If this is in any locker rooms, it needs to be stopped and stopped now — just as if it is any boardrooms, work lunchrooms, water cooler circles, bar rooms, rec rooms, etc. Men should not talk like this, and while I would love to type here that we do not generally talk like this, the outpouring of female voices on social media make me think I might be giving my gender a little too much credit.

I can, however, personally say that I’ve never seen or heard anything like this in any locker room including playing multiple sports, coaching multiple sports at the high school and college level and covering every major pro sport and some collegiate sports over the course of my entire adult life.

To their credit: Many athletes and former athletes have come out against Trump’s assertion of locker room talk.
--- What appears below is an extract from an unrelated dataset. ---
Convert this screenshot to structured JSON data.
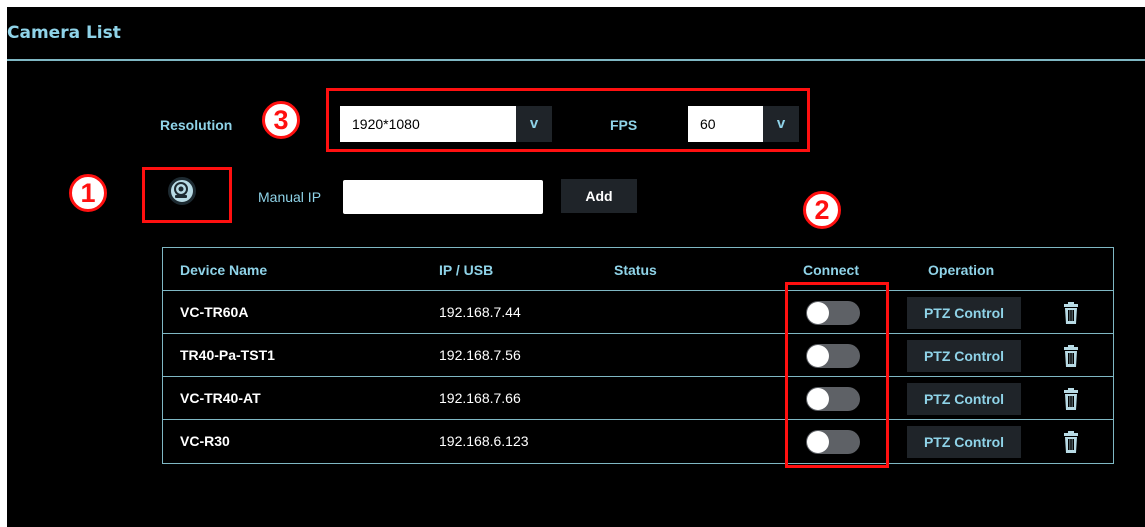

Reading the general ebb and flow on social media and talking to athletes I’ve covered, there’s some nuance here as well. Even people who say “this isn’t locker room talk,” will usually admit that if they think back, they’ve heard something like this before — if not ever quite as egregious. Yet, when it happened, it probably happened way back in junior high or high school and almost always self-corrected thanks to the rest of the people in the locker room.

You know where that doesn’t happen?

Locker rooms that don’t self-correct or self-police and up looking a lot like places like Baylor, Steubenville, Ohio, Florida State and even Penn State where the objectification of women was never obliquely the issue but is a place where football still reigns supreme over protecting victims from sexual assault.

In fact, looking at it this way, it’s clear that the locker room talk nonsense is nothing new.

However, just because it isn’t new doesn’t mean that it’s not insidious and that it isn’t something that shouldn’t be rooted out like an infected abscess from our culture. Healthy locker rooms – especially those with adults who realize they’re professionals and words have consequences — don’t abide by this sort of thing. From gentle admonition to outright rejection, this isn’t allowed.

Players, coaches, management, ownership and support staff all have a role to play to make sure this kind of talk doesn’t exist because it is not right. For the most part, Donald Trump is wrong, because locker rooms generally take care of this sort of thing all the time. That is doesn’t happen more often and 100 percent of the time is a blight on our culture and we should be working toward that goal, not excusing it as “boys will be boys” banter when grown men are acting like pigs.